Gardening Vivian | 02 Nov 2010 02:39 pm

Foliage Plants in Flower Colors

If you’ve always thought of foliage plants as green, you’re in for a nice surprise. Gay-as-a-rainbow foliage is not as rare as you may think. Some kinds are seasonal, like the fancy-leaf caladium in shadings of pink, red, and white with green. This particular variety grows from tubers indoors in cold weather, in shaded spots outdoors in summer. Others, like coleus, are year-rounders.

Your florist or greenhouse man sells short, bushy plants each spring to set into outdoor flower beds and borders. But you can have these plants indoors, too; they’re quite easy to root from stem cuttings, and they will grow willingly from seed. Choose from a wide variety of reds, yellows, and oranges, with or without a mixture of green in the ruffle-edged leaves.

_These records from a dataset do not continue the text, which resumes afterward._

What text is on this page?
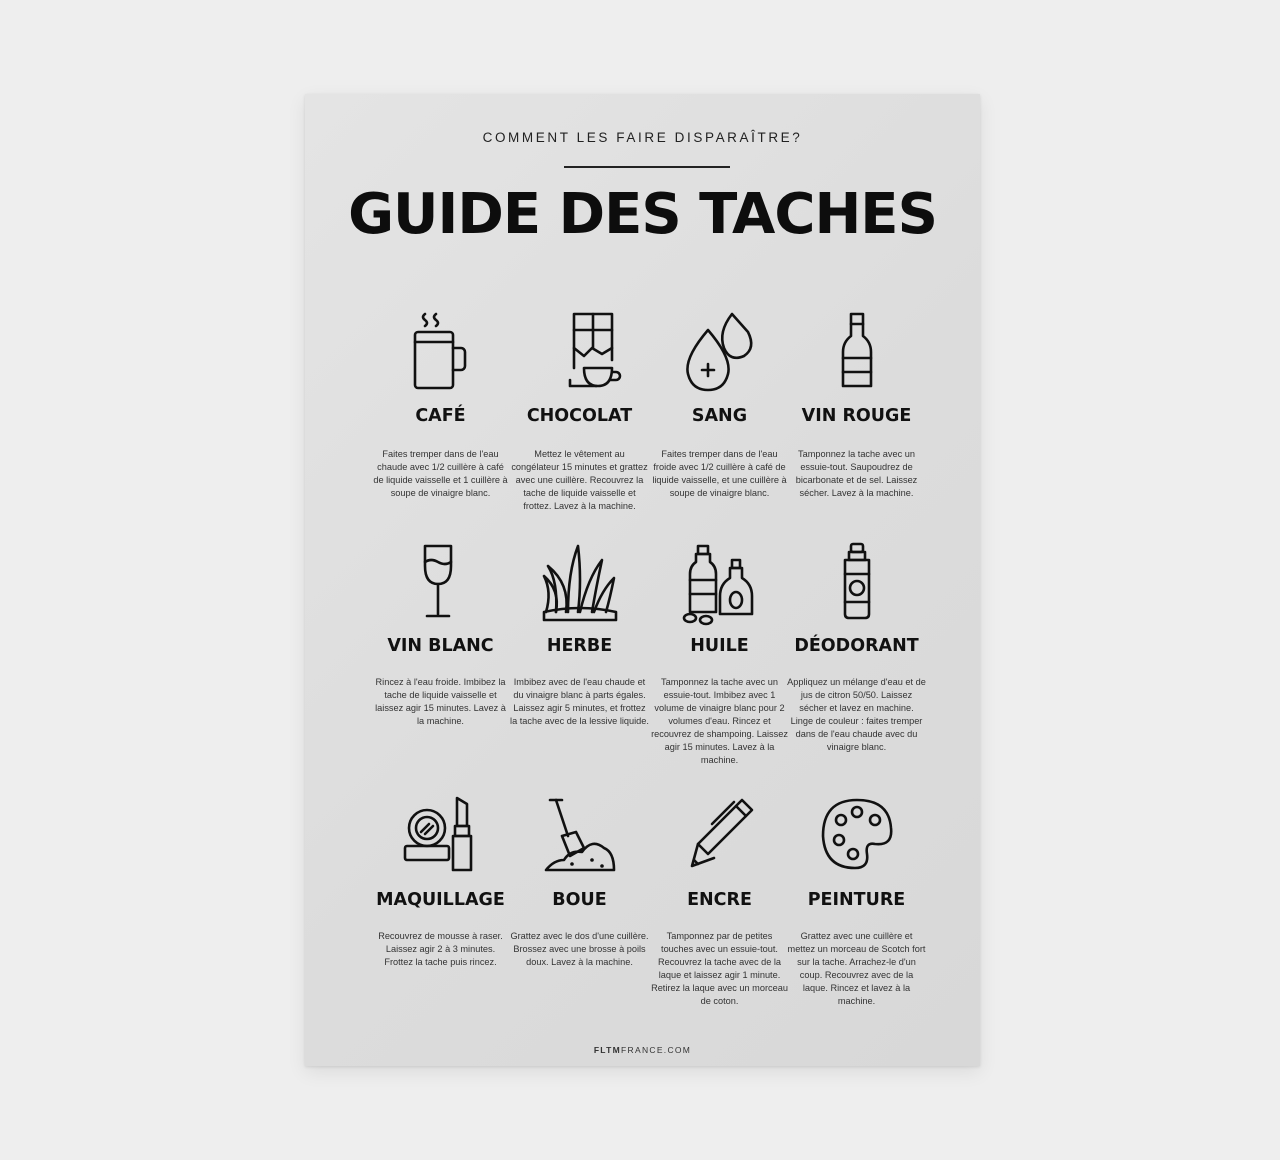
COMMENT LES FAIRE DISPARAÎTRE?
GUIDE DES TACHES
CAFÉ
Faites tremper dans de l'eau chaude avec 1/2 cuillère à café de liquide vaisselle et 1 cuillère à soupe de vinaigre blanc.
CHOCOLAT
Mettez le vêtement au congélateur 15 minutes et grattez avec une cuillère. Recouvrez la tache de liquide vaisselle et frottez. Lavez à la machine.
SANG
Faites tremper dans de l'eau froide avec 1/2 cuillère à café de liquide vaisselle, et une cuillère à soupe de vinaigre blanc.
VIN ROUGE
Tamponnez la tache avec un essuie-tout. Saupoudrez de bicarbonate et de sel. Laissez sécher. Lavez à la machine.
VIN BLANC
Rincez à l'eau froide. Imbibez la tache de liquide vaisselle et laissez agir 15 minutes. Lavez à la machine.
HERBE
Imbibez avec de l'eau chaude et du vinaigre blanc à parts égales. Laissez agir 5 minutes, et frottez la tache avec de la lessive liquide.
HUILE
Tamponnez la tache avec un essuie-tout. Imbibez avec 1 volume de vinaigre blanc pour 2 volumes d'eau. Rincez et recouvrez de shampoing. Laissez agir 15 minutes. Lavez à la machine.
DÉODORANT
Appliquez un mélange d'eau et de jus de citron 50/50. Laissez sécher et lavez en machine. Linge de couleur : faites tremper dans de l'eau chaude avec du vinaigre blanc.
MAQUILLAGE
Recouvrez de mousse à raser. Laissez agir 2 à 3 minutes. Frottez la tache puis rincez.
BOUE
Grattez avec le dos d'une cuillère. Brossez avec une brosse à poils doux. Lavez à la machine.
ENCRE
Tamponnez par de petites touches avec un essuie-tout. Recouvrez la tache avec de la laque et laissez agir 1 minute. Retirez la laque avec un morceau de coton.
PEINTURE
Grattez avec une cuillère et mettez un morceau de Scotch fort sur la tache. Arrachez-le d'un coup. Recouvrez avec de la laque. Rincez et lavez à la machine.
FLTMFRANCE.COM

Crotons are grown as shrubs in the deep south, as house plants elsewhere. They do demand high humidity, however, so you may have to supplement the moisture in your home during the winter months.

Among other colorful foliage plants are begonias, velvet plant, calathea, episcia (also called flame violet), red-nerved fittonia, some of the tradescan- tias, maranta, Cissus discolor, and several of the ‘fancy-leaf’ geraniums, as well as Joseph’s coat (Alternanthera).

In general (there are a few exceptions), the more colorful the foliage, the brighter the indoor light a plant requires in order to maintain its most brilliant display. It won’t take you very long to find out if the sun is insufficient, as the colors in new foliage will be paler or absent.

What constitutes the proper amount of light for a given variety of plant is a question many beginners find puzzling. Once you realize that the brightest winter sun indoors is but a tiny fraction in strength of full sun light outdoors in summer, this will help you understand house plant requirements.